A sign we in the IT industry see all the time - who hasn't walked past the server room, with all its monolithic racks humming away to themselves, and then you spot the new piece of equipment - it's soooooo shiny and new! And on it, scrawled in tech handwriting, is the little Post-it note saying "DO NOT TURN OFF UNDER PAIN OF DEATH"

Go on.

You know you want to.

It's so innocent - an untested piece of machinery, some unknown introduced in to YOUR network - you are the network administrator, aren't you? Why would someone put something in that you didn't know about? And how did they get it ON the network in the first place without downtime?

It can't POSSIBLY be a critical piece of equipment.


CLICK

Whhirrrr-rrr-...-rrr-rr-r........

*Silence.......................* (exactly one millisecond longer than the "there can't possibly be an error - someone would have called by now" safety threshold...


*Mobile phone* RING RING RING RING (incessantly and without remorse)

"Uh, IT Services..."

"What happened to the network - we have interbuilding connectivity, but why can't we access the internet... blah blah losing money blah blah 24-hour service level agreement blah blah international company blah blah customers blah bloody blah...."

*Mobile phone* - *Click* (off)


"Oh. Shit. Double shit.
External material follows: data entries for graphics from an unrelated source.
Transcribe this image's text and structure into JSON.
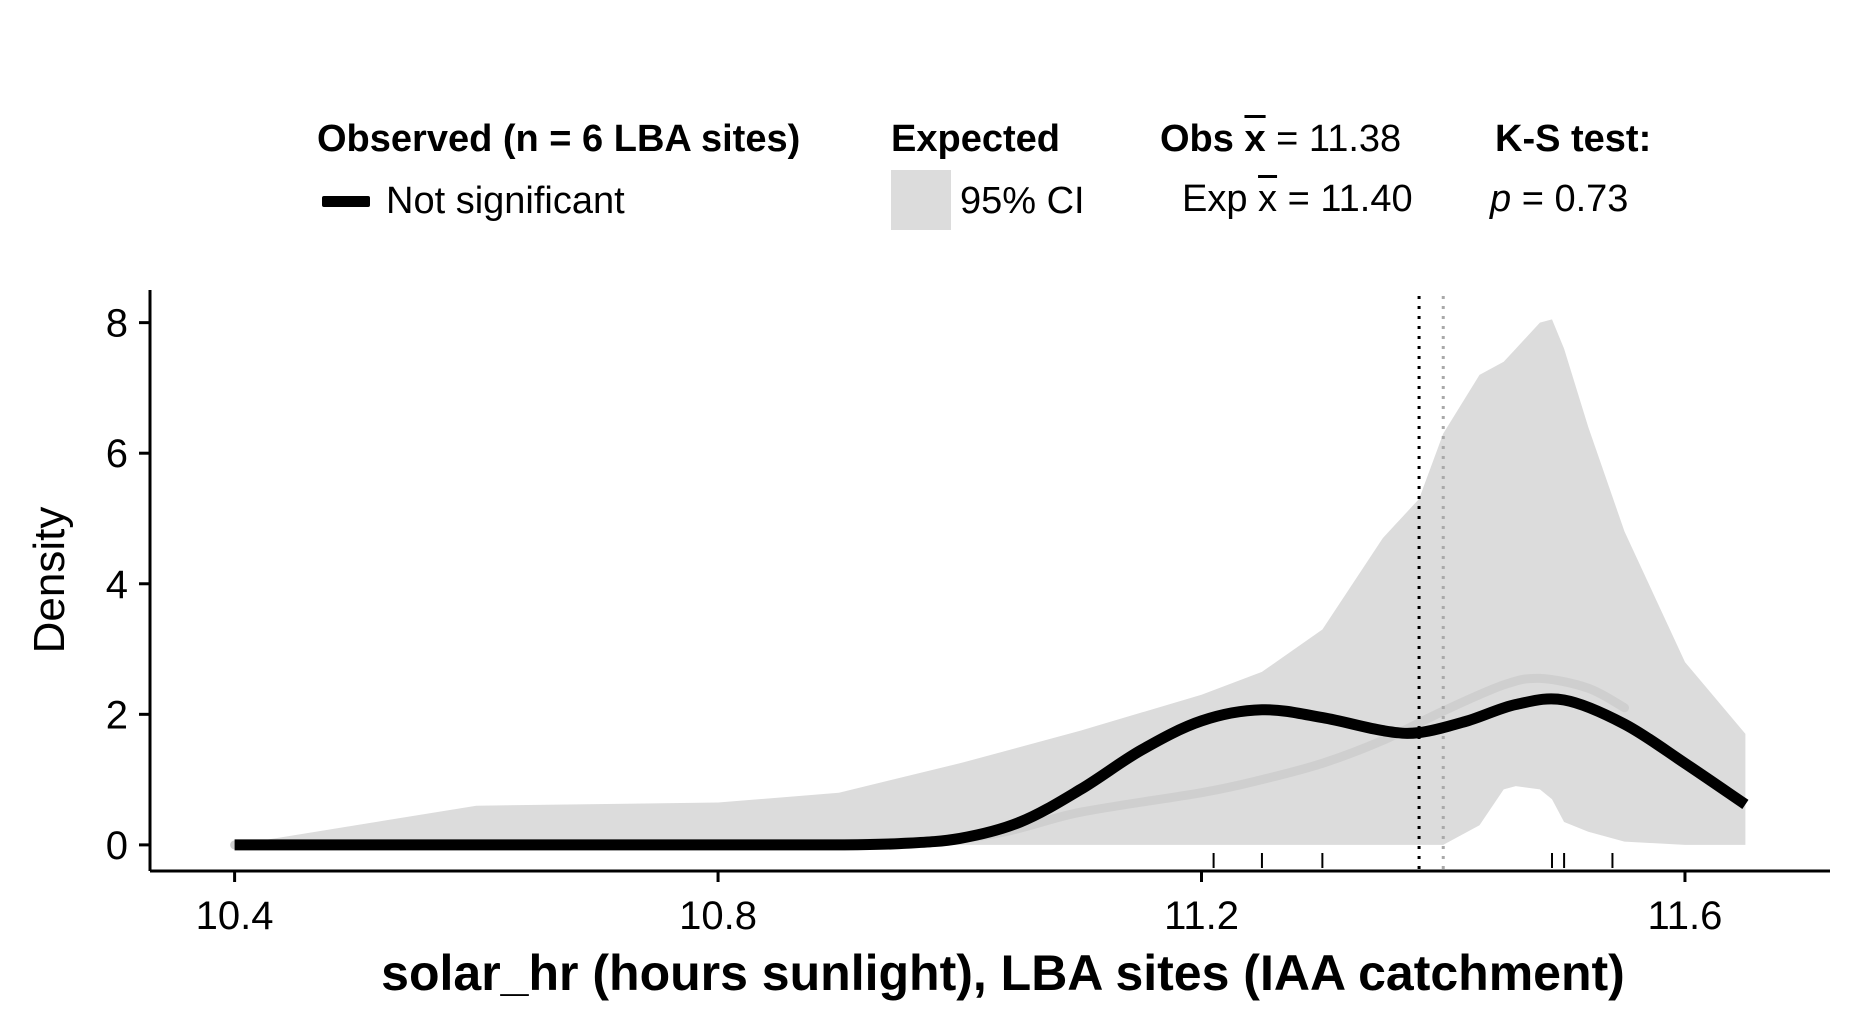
{
  "legend": {
    "observed_title": "Observed (n = 6 LBA sites)",
    "observed_key": "Not significant",
    "expected_title": "Expected",
    "expected_key": "95% CI",
    "obs_mean_label": "Obs",
    "obs_mean_symbol": "x",
    "obs_mean_value": "= 11.38",
    "exp_mean_label": "Exp",
    "exp_mean_symbol": "x",
    "exp_mean_value": "= 11.40",
    "ks_title": "K-S test:",
    "ks_p_symbol": "p",
    "ks_p_value": "= 0.73"
  },
  "chart_data": {
    "type": "line",
    "xlabel": "solar_hr (hours sunlight), LBA sites (IAA catchment)",
    "ylabel": "Density",
    "xlim": [
      10.33,
      11.72
    ],
    "ylim": [
      -0.4,
      8.5
    ],
    "x_ticks": [
      "10.4",
      "10.8",
      "11.2",
      "11.6"
    ],
    "y_ticks": [
      "0",
      "2",
      "4",
      "6",
      "8"
    ],
    "grid": false,
    "legend_position": "top",
    "observed_density": {
      "name": "Not significant",
      "color": "#000000",
      "x": [
        10.4,
        10.6,
        10.8,
        10.9,
        10.95,
        11.0,
        11.05,
        11.1,
        11.15,
        11.2,
        11.25,
        11.3,
        11.35,
        11.38,
        11.42,
        11.46,
        11.5,
        11.55,
        11.6,
        11.65
      ],
      "y": [
        0,
        0,
        0,
        0,
        0.02,
        0.1,
        0.35,
        0.85,
        1.45,
        1.9,
        2.07,
        1.95,
        1.75,
        1.72,
        1.9,
        2.15,
        2.22,
        1.85,
        1.25,
        0.62
      ]
    },
    "expected_mean_density": {
      "color": "#cfcfcf",
      "x": [
        10.4,
        10.8,
        11.0,
        11.1,
        11.2,
        11.25,
        11.3,
        11.35,
        11.4,
        11.45,
        11.48,
        11.52,
        11.55
      ],
      "y": [
        0,
        0,
        0.1,
        0.5,
        0.8,
        1.0,
        1.25,
        1.6,
        2.05,
        2.45,
        2.55,
        2.4,
        2.1
      ]
    },
    "expected_ci_band": {
      "color": "#dcdcdc",
      "x": [
        10.4,
        10.6,
        10.8,
        10.9,
        11.0,
        11.1,
        11.2,
        11.25,
        11.3,
        11.35,
        11.38,
        11.4,
        11.43,
        11.45,
        11.46,
        11.48,
        11.49,
        11.5,
        11.52,
        11.55,
        11.6,
        11.65
      ],
      "upper": [
        0,
        0.6,
        0.65,
        0.8,
        1.25,
        1.75,
        2.3,
        2.65,
        3.3,
        4.7,
        5.3,
        6.3,
        7.2,
        7.4,
        7.6,
        8.0,
        8.05,
        7.6,
        6.4,
        4.8,
        2.8,
        1.7
      ],
      "lower": [
        0,
        0,
        0,
        0,
        0,
        0,
        0,
        0,
        0,
        0,
        0,
        0,
        0.3,
        0.85,
        0.9,
        0.85,
        0.7,
        0.35,
        0.2,
        0.05,
        0,
        0
      ]
    },
    "reference_lines": [
      {
        "name": "Observed mean",
        "x": 11.38,
        "color": "#000000",
        "style": "dotted"
      },
      {
        "name": "Expected mean",
        "x": 11.4,
        "color": "#a9a9a9",
        "style": "dotted"
      }
    ],
    "rug_x": [
      11.21,
      11.25,
      11.3,
      11.49,
      11.5,
      11.54
    ]
  }
}
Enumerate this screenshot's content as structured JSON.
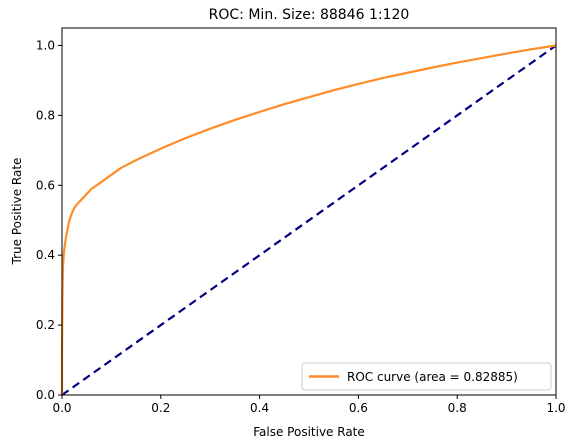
{
  "chart_data": {
    "type": "line",
    "title": "ROC: Min. Size: 88846 1:120",
    "xlabel": "False Positive Rate",
    "ylabel": "True Positive Rate",
    "xlim": [
      0.0,
      1.0
    ],
    "ylim": [
      0.0,
      1.05
    ],
    "x_ticks": [
      "0.0",
      "0.2",
      "0.4",
      "0.6",
      "0.8",
      "1.0"
    ],
    "y_ticks": [
      "0.0",
      "0.2",
      "0.4",
      "0.6",
      "0.8",
      "1.0"
    ],
    "grid": false,
    "legend_position": "lower-right",
    "series": [
      {
        "name": "ROC curve (area = 0.82885)",
        "color": "#ff8c28",
        "style": "solid",
        "x": [
          0.0,
          0.0,
          0.001,
          0.002,
          0.004,
          0.006,
          0.008,
          0.01,
          0.012,
          0.015,
          0.02,
          0.025,
          0.03,
          0.04,
          0.05,
          0.06,
          0.07,
          0.08,
          0.1,
          0.12,
          0.15,
          0.2,
          0.25,
          0.3,
          0.35,
          0.4,
          0.45,
          0.5,
          0.55,
          0.6,
          0.65,
          0.7,
          0.75,
          0.8,
          0.85,
          0.9,
          0.95,
          1.0
        ],
        "y": [
          0.0,
          0.12,
          0.3,
          0.37,
          0.41,
          0.43,
          0.45,
          0.465,
          0.48,
          0.5,
          0.52,
          0.535,
          0.545,
          0.56,
          0.575,
          0.59,
          0.6,
          0.61,
          0.63,
          0.65,
          0.672,
          0.705,
          0.735,
          0.762,
          0.787,
          0.81,
          0.832,
          0.852,
          0.872,
          0.89,
          0.907,
          0.922,
          0.937,
          0.951,
          0.964,
          0.977,
          0.989,
          1.0
        ]
      },
      {
        "name": "",
        "color": "#000080",
        "style": "dashed",
        "x": [
          0.0,
          1.0
        ],
        "y": [
          0.0,
          1.0
        ]
      }
    ]
  }
}
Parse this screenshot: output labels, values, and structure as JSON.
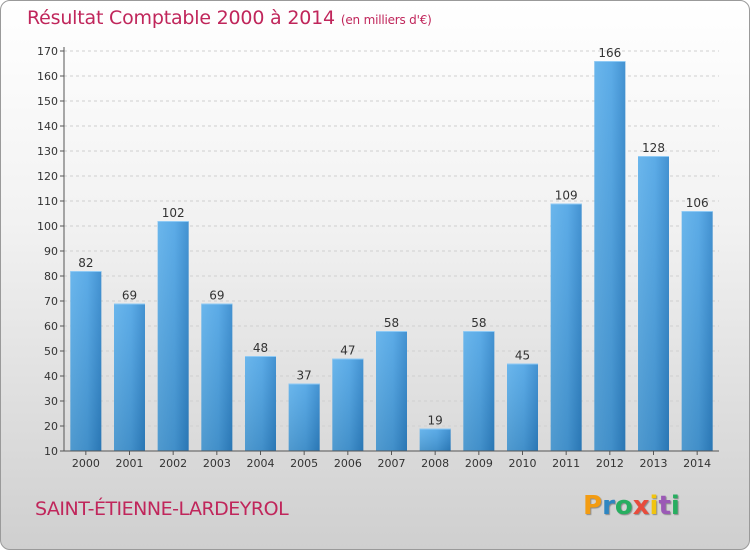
{
  "header": {
    "title": "Résultat Comptable 2000 à 2014",
    "subtitle": "(en milliers d'€)"
  },
  "footer": {
    "commune": "SAINT-ÉTIENNE-LARDEYROL",
    "logo_letters": [
      "P",
      "r",
      "o",
      "x",
      "i",
      "t",
      "i"
    ],
    "logo_colors": [
      "#f39c12",
      "#2e86c1",
      "#27ae60",
      "#e74c3c",
      "#f1c40f",
      "#9b59b6",
      "#27ae60"
    ]
  },
  "colors": {
    "bar_light": "#6ab7ee",
    "bar_dark": "#2a83c8",
    "title": "#c0265b",
    "axis": "#555555",
    "grid": "#cfcfcf"
  },
  "chart_data": {
    "type": "bar",
    "categories": [
      "2000",
      "2001",
      "2002",
      "2003",
      "2004",
      "2005",
      "2006",
      "2007",
      "2008",
      "2009",
      "2010",
      "2011",
      "2012",
      "2013",
      "2014"
    ],
    "values": [
      82,
      69,
      102,
      69,
      48,
      37,
      47,
      58,
      19,
      58,
      45,
      109,
      166,
      128,
      106
    ],
    "ylim": [
      10,
      170
    ],
    "yticks": [
      10,
      20,
      30,
      40,
      50,
      60,
      70,
      80,
      90,
      100,
      110,
      120,
      130,
      140,
      150,
      160,
      170
    ],
    "grid": true,
    "title": "Résultat Comptable 2000 à 2014",
    "xlabel": "",
    "ylabel": ""
  }
}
Double shit and a half. No, wait, triple shit."
Jokes aside, this has happened too many times to be funny. Invariably at the worst possible time. As a perpetrator of the system failure, you get something akin to That Icky Feeling When A Client Calls With A Downed Server And You Have No Clue How To Fix It. Because you did it.

Personally, to fix something essential, I crack open the appropriate boxen and REMOVE the power button or connectors TO said power button. Fuck the warranty. Cisco don't care that you've tampered with it - that's what the retail chain is for - go to your dealer - uh, I mean supplier.